そうしてゆったりと真夜中の二人きりの食事会を堪能しつつ、会話を楽しむ。

 ウィルドの補佐をしているローシーも、相当忙しい。

 同じ家で暮らしているリンとウィルドよりも会う機会は少なく、この時間はとても貴重で大切なものだった。

 

 しかしやはりいつの間にか、自然と共通の知り合いであるあの夫婦の話題に移ってしまうのだ。


「……まぁでも実のところ、ふたりの悩みってただののろけ話よね」


 二人同時に、強く頷き合う。


「お互いに相手に気を使わせてる! もっと気楽にしてほしいのに! もっと幸せになって欲しいのに! だもんなぁ」


 過去にあった事故は、二人にとって間違いなく心の傷になっている。

 ウィルドはどうしても彼女の足を奪った罪悪感を抱いてしまうし、リンもその怪我を理由に婚約した経緯に恐縮してしまう。

  いっそのこと、どちらも相手を解放してあげた方が罪悪感からも解き放たれるかもしれないのだが。

 しかし別れるという選択は、二人とも頭に思い浮かべさえしない。

 考えるのは『どうすればもっと幸せな笑顔を自分に(・・・)向けてくれるのか』だ。


 フルラはデザートの木苺のアイスをスプーンですくいながら、子供の用に頬を膨らませる。

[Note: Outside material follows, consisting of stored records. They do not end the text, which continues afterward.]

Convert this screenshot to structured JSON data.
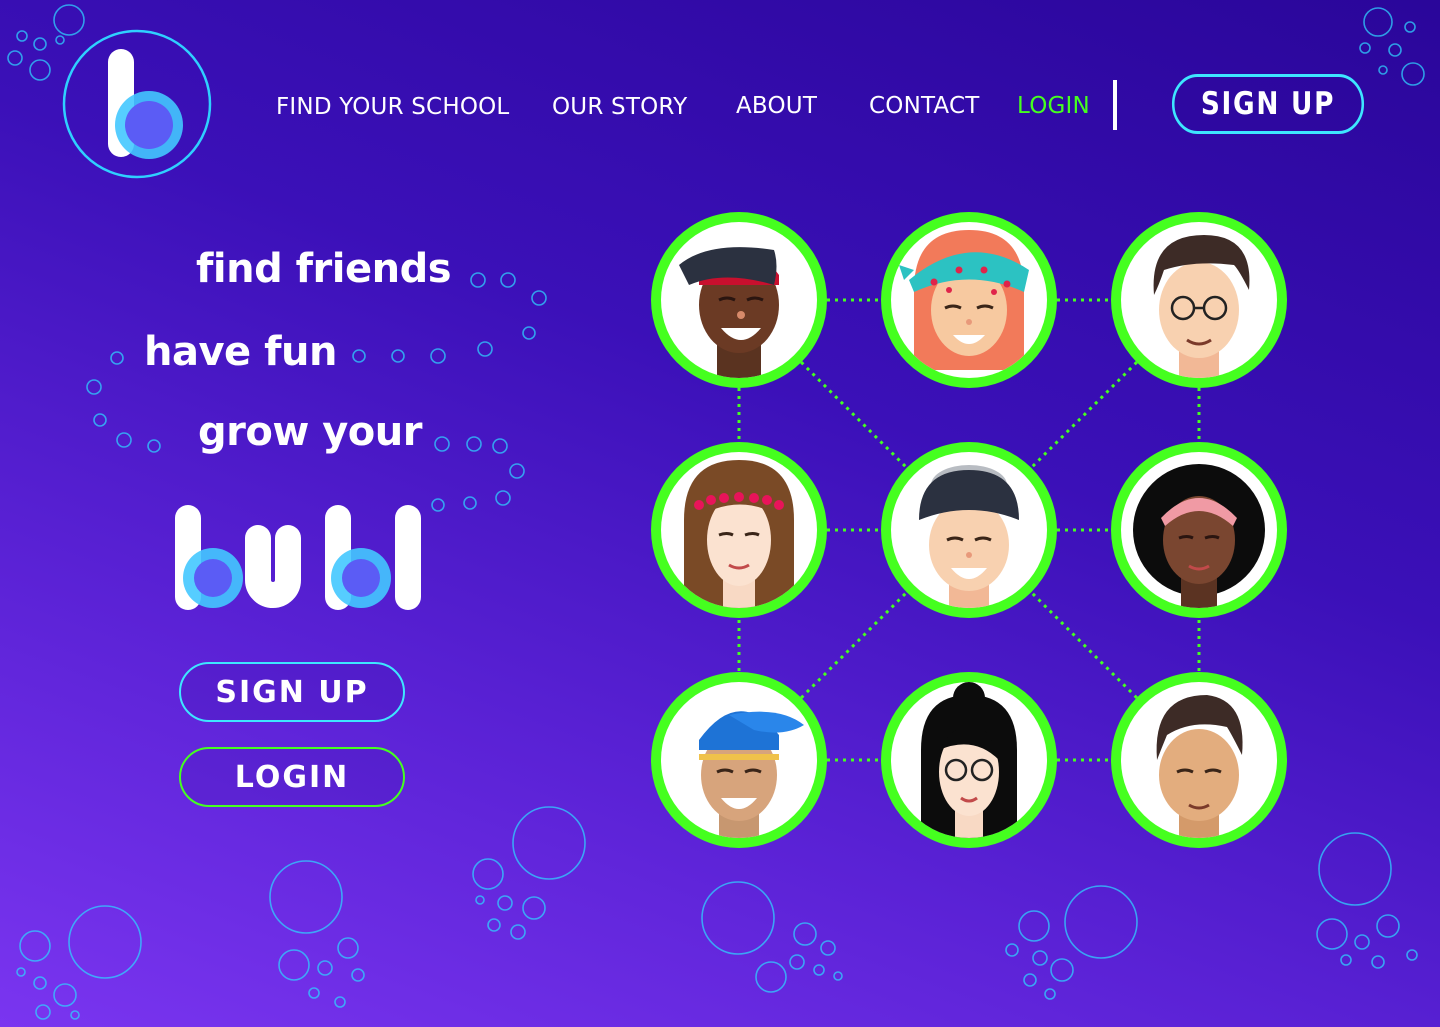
{
  "nav": {
    "links": [
      "FIND YOUR SCHOOL",
      "OUR STORY",
      "ABOUT",
      "CONTACT"
    ],
    "login": "LOGIN",
    "signup": "SIGN UP"
  },
  "hero": {
    "taglines": [
      "find friends",
      "have fun",
      "grow your"
    ],
    "signup": "SIGN UP",
    "login": "LOGIN"
  },
  "brand": {
    "logo_letter": "b",
    "wordmark": "bubl",
    "colors": {
      "accent_cyan": "#3ee6ff",
      "accent_green": "#45ff1f",
      "bubble_blue": "#5b5cf5",
      "bg_dark": "#2a069a",
      "bg_light": "#7a35f0"
    }
  },
  "avatars": [
    {
      "name": "boy-with-red-cap-avatar"
    },
    {
      "name": "girl-with-bandana-avatar"
    },
    {
      "name": "boy-with-glasses-avatar"
    },
    {
      "name": "girl-with-flower-crown-avatar"
    },
    {
      "name": "boy-with-beanie-avatar"
    },
    {
      "name": "girl-with-headband-avatar"
    },
    {
      "name": "boy-with-blue-cap-avatar"
    },
    {
      "name": "girl-with-bun-and-glasses-avatar"
    },
    {
      "name": "boy-with-quiff-avatar"
    }
  ]
}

「今日会ったリンったら、また綺麗になってたの。ウィルド様の名前を出すだけで嬉しそうにしちゃって! 大切にされているって丸わかり! 悔しい! 私のリンなのに!」

「ほんとに大好きなんだ」

「そうよっ。だって私、リンしか友達いないのだもの」


 ローシーが勢いよく噴き出す。


「はははは! フルラはその派手な外見でものすごい人見知りだもんなぁ」

「悪い!?」

「可愛い」

「っ!?」


 真っ赤になった恋人の姿にほほ笑みつつ、ローシーはワイングラスを傾け、一口飲む。

 芳醇なぶどうの香りを楽しみながら、ふと思い出したように顔を上げた。


「あ。そうだ、今度リンさんのアップルパイをワンホール貰えることになった」

「やった! 大好物なの!」


 彼女が大好きなものだと知っているからリクエストしたのだとまでは口にしない。

 ローシーの空いたグラスに、ご機嫌なフルラがボトルをもって新しいワインを注ぐ。

 グラスの中でなみなみと揺れるグラスを間に挟み、恋人二人はくすりと同時に笑いを漏らした。 


「ま、あの夫婦はずっとあのままだろ」

「でしょうね」


 ……あの大きな熊みたいな体格の男が、小柄で儚い雰囲気の妻を丁寧に大切に扱っている場面も。

 互いに互いを度が過ぎるほどに大切にしている姿も。

 見ている側からすればもう何だか「爆発してしまえ」だ。

 それくらいに彼らが寄り添う姿は初々しくて、恥ずかしい。


 ―――――リンの足が不自由なのはもう変えようもなく、あの事故ももう起こってしまったことでどうしようもない。


 おそらく彼らは幼い時に胸に刺さったその心の傷をずっと抱き続けるのだろう。

 

 でもきっと。

 チクリチクリと胸を差す痛みを持ちつつも、ずっと互いを想い合い、大切にし合い、手に手を取り合って過ごしていくのだろうと。

 ローシーとフルラには容易に想像が出来るのだった。


 ただひとつ、時間をかけてゆっくりと向き合いながらでいいから、いつか互いの感情が罪悪感ではなく愛であることを心から信じあえるようになりますようにと、切に願った。